Treading nearer to the bed at the world’s end, where nurses and doctors gave no more care than they could for it would not have done much even if they did, the boys entered a realm that was human no longer. Out of the dozens who were swapped out everyday, they were the final resting places of the dying who stubbornly clung on. There was one, laying on white sheets, a girl in a cocoon of bandages. Her body was wrapped from the top of her head to the tips of her feet, yellowed and pinkish from the pus of blisters and the blood of exposed flesh beneath. On the decaying edges, her skin had been charred through, and seeping, the liquids from within were free to leak from her, flayed by fire.
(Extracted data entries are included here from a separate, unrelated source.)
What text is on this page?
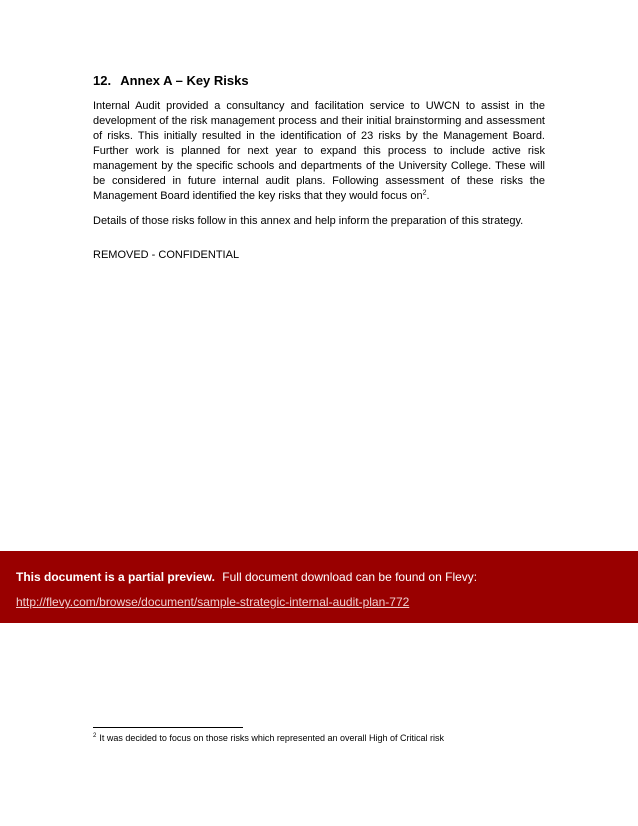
12. Annex A – Key Risks
Internal Audit provided a consultancy and facilitation service to UWCN to assist in the development of the risk management process and their initial brainstorming and assessment of risks. This initially resulted in the identification of 23 risks by the Management Board. Further work is planned for next year to expand this process to include active risk management by the specific schools and departments of the University College. These will be considered in future internal audit plans. Following assessment of these risks the Management Board identified the key risks that they would focus $on^2$.
Details of those risks follow in this annex and help inform the preparation of this strategy.
REMOVED - CONFIDENTIAL
This document is a partial preview. Full document download can be found on Flevy:
http://flevy.com/browse/document/sample-strategic-internal-audit-plan-772
$^2$ It was decided to focus on those risks which represented an overall High of Critical risk
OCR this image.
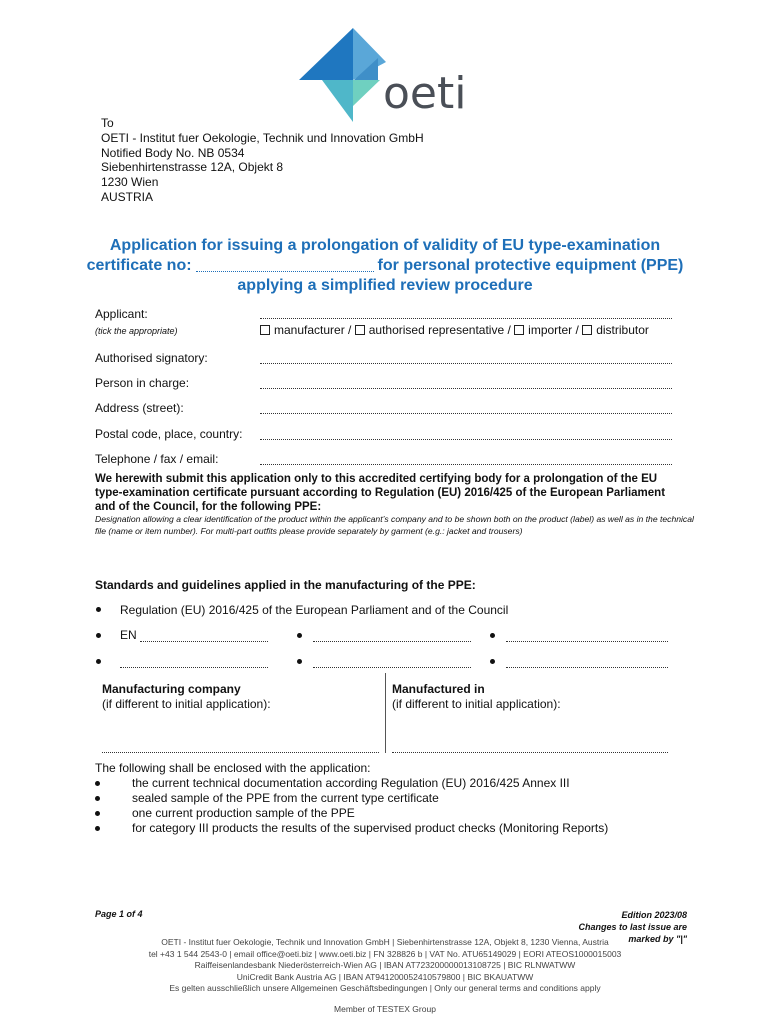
oeti
To
OETI - Institut fuer Oekologie, Technik und Innovation GmbH
Notified Body No. NB 0534
Siebenhirtenstrasse 12A, Objekt 8
1230 Wien
AUSTRIA
Application for issuing a prolongation of validity of EU type-examination
certificate no:	for personal protective equipment (PPE)
applying a simplified review procedure
Applicant:
(tick the appropriate)	manufacturer / authorised representative / importer / distributor
Authorised signatory:
Person in charge:
Address (street):
Postal code, place, country:
Telephone / fax / email:
We herewith submit this application only to this accredited certifying body for a prolongation of the EU type-examination certificate pursuant according to Regulation (EU) 2016/425 of the European Parliament and of the Council, for the following PPE:
Designation allowing a clear identification of the product within the applicant’s company and to be shown both on the product (label) as well as in the technical file (name or item number). For multi-part outfits please provide separately by garment (e.g.: jacket and trousers)
Standards and guidelines applied in the manufacturing of the PPE:
Regulation (EU) 2016/425 of the European Parliament and of the Council
EN
Manufacturing company
(if different to initial application):
Manufactured in
(if different to initial application):
The following shall be enclosed with the application:
the current technical documentation according Regulation (EU) 2016/425 Annex III
sealed sample of the PPE from the current type certificate
one current production sample of the PPE
for category III products the results of the supervised product checks (Monitoring Reports)
Page 1 of 4	Edition 2023/08
Changes to last issue are marked by "|"
OETI - Institut fuer Oekologie, Technik und Innovation GmbH | Siebenhirtenstrasse 12A, Objekt 8, 1230 Vienna, Austria
tel +43 1 544 2543-0 | email office@oeti.biz | www.oeti.biz | FN 328826 b | VAT No. ATU65149029 | EORI ATEOS1000015003
Raiffeisenlandesbank Niederösterreich-Wien AG | IBAN AT723200000013108725 | BIC RLNWATWW
UniCredit Bank Austria AG | IBAN AT941200052410579800 | BIC BKAUATWW
Es gelten ausschließlich unsere Allgemeinen Geschäftsbedingungen | Only our general terms and conditions apply
Member of TESTEX Group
Whose nerves had been damaged beyond repair, she felt no more pain from out, but within, everything must have been burning. Arminius approached, closer as he dared, towards the one still carrying a familiar scent of aura overlapping the coal-like pungence. Each breath was a wheeze through her mouth that remained her only path to her half-grilled lungs. Her brother suddenly dropped to his knees, feeling weaker by each minute that passed with him staring, scarred by the reality before him. Julien attempted to stand him, but knowing that he would not budge, he let go and let him kneel in grief. Having felt that there was a guest in her presence, that was none other than Arminius, the single eye that had been saved from the flames opened, weakly, to find him drawing falls of tears. In her stead, whilst her tear glands had been scorched, blood was all she cried. Even if she wanted to in her heart, her body would disallow her from saying his name. No voice came out. When her brother held onto her arm, she knew it was him but could not feel a thing. Not his lost sense of touch nor his tears falling onto her. Trying to subdue his own cry for mercy for his sister that he had failed to keep watch, Arminius wept helplessly. Providing nothing to his friend, not that he could, Julien chose to kneel beside him as well. Letting both be at peace. Under the roof of the church, the home of the gods who were supposed to help, in the sadness there was a frightening storm. The heavens were set in unease forecasting what was to come, in replacement of earth might there be hell. The thoughts of paradise were so distant.